One could have the client initiate a first connection and keep the connection open, but to keep the connection alive, keep-alive packets need to be sent every pre-defined interval, which again costs a tremendous amount of battery, making these kinds of protocols unusable and impractical for a low power network reachable device.
[Fig 4: TCP Based communication protocol power profile]
Connection-less protocols require no active connection with the server for the data transfer to occur. These offer a much more promising outlook for the network-reachable IOT device application. Some examples of such protocols are MQTT-SN, CoAP, and LWM2M, which are implemented on top of UDP.
These protocols are lightweight and optimized for power and resource consumption, working in favor of the resource-restricted platform they’re intended to be used on. There is, however, a logistical challenge with these networks with regard to the device being network reachable.
Despite the protocols themselves being connection-less, the underlying network still requires occasional data transfer to maintain active NAT translations. NAT (Network Address Translation) devices, commonly used in home and enterprise networks, have timeouts for translation entries in their tables. If a device using connection-less protocols remains dormant for an extended period, exceeding the NAT timeout, the corresponding translation entry is purged, hence making the original client unreachable by the network. To address this, periodic keep-alive messages or other mechanisms have to be implemented to maintain NAT translations and ensure continuous network reachability for IoT devices using connection-less protocols but that is very expensive on the battery and not ideal for an IOT device where battery is a scarce resource.

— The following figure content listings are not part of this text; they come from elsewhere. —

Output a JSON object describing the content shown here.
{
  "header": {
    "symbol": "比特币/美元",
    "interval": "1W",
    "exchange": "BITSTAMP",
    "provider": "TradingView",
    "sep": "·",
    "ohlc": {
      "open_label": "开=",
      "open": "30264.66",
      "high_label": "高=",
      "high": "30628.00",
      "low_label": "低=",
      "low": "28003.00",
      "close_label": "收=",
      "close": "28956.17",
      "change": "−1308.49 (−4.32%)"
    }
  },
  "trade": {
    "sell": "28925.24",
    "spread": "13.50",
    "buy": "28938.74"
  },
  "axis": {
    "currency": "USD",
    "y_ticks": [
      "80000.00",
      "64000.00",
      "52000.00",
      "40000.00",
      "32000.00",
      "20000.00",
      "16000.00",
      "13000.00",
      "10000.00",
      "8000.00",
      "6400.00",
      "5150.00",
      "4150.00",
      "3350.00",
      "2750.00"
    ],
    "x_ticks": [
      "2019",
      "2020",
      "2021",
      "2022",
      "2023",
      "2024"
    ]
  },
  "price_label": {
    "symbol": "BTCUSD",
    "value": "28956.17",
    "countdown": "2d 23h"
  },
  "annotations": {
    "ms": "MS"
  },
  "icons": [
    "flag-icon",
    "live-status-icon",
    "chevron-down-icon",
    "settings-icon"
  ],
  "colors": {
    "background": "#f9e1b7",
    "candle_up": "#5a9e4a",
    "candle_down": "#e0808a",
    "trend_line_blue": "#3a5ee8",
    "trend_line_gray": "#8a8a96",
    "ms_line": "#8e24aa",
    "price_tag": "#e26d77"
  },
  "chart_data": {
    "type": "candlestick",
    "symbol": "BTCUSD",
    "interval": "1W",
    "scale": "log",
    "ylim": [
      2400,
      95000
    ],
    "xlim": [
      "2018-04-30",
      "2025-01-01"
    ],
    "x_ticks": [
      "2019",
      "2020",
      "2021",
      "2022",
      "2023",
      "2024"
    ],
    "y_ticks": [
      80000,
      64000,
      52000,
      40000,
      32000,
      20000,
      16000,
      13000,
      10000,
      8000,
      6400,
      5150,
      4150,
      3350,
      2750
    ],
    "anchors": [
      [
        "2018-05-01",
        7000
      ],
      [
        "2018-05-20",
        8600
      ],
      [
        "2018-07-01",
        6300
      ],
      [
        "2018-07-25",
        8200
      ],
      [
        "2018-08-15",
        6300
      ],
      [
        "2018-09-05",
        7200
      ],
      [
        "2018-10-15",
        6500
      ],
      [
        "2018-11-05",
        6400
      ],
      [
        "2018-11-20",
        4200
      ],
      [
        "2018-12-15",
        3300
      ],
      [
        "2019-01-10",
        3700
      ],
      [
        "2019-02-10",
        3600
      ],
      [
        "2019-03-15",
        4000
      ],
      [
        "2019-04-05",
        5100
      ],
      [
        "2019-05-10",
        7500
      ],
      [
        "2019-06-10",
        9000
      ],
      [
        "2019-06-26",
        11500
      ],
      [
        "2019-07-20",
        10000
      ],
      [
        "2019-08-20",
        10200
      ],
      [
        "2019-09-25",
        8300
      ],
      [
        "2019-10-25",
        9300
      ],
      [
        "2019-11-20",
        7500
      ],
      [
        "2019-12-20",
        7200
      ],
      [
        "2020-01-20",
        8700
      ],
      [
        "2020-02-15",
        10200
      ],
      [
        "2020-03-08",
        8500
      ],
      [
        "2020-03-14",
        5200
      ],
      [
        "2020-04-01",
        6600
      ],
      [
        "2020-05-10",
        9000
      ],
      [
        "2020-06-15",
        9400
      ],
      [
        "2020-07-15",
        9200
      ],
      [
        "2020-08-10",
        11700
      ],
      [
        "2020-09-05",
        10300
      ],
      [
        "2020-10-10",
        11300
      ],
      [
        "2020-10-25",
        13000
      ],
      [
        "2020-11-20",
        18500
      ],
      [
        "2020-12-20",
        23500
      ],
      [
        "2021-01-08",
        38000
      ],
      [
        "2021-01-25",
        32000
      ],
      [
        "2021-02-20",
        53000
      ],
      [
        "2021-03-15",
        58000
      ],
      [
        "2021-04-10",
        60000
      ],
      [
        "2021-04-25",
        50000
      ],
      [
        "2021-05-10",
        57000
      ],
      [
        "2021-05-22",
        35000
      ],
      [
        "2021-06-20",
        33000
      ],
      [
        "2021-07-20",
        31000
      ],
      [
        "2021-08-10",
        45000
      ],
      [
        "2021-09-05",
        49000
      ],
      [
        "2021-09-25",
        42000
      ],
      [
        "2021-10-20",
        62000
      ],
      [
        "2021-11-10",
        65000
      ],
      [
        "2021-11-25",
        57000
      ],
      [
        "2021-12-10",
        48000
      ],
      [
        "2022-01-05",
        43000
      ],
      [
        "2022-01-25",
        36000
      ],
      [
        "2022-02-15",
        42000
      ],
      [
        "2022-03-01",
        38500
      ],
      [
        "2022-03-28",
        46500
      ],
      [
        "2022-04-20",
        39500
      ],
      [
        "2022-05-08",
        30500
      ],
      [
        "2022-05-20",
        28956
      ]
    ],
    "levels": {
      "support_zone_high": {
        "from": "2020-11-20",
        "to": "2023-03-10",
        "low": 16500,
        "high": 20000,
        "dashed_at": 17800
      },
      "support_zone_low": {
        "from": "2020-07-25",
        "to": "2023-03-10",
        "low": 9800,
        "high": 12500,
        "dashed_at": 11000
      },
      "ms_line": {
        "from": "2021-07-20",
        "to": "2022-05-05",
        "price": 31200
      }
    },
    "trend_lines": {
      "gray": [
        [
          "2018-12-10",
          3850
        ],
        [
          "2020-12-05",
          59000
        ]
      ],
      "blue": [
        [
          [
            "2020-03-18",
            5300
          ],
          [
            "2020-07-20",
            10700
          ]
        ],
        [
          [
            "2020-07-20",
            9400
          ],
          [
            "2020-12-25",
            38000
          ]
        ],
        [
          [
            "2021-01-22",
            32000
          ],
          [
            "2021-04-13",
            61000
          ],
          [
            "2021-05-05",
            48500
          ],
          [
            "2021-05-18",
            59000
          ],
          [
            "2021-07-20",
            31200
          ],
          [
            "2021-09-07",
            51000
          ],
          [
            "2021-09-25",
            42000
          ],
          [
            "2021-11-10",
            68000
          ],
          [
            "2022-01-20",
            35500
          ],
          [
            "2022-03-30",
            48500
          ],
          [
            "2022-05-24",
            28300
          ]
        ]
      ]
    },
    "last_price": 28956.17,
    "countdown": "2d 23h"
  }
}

As we have explored in this article, building a network-reachable device is a challenge on all layers, from device constraints to infrastructure limitations. UDP-based communication protocols offer a promising future for low-power network reachable devices because, fundamentally, the logistical challenge of the NAT timeouts, as mentioned above, can be eliminated using a private network and bypassing the NAT altogether. As enough interest grows in the need for network-reachable devices, we should see specific commercial network infrastructures that offer out-of-the-box solutions for these challenges.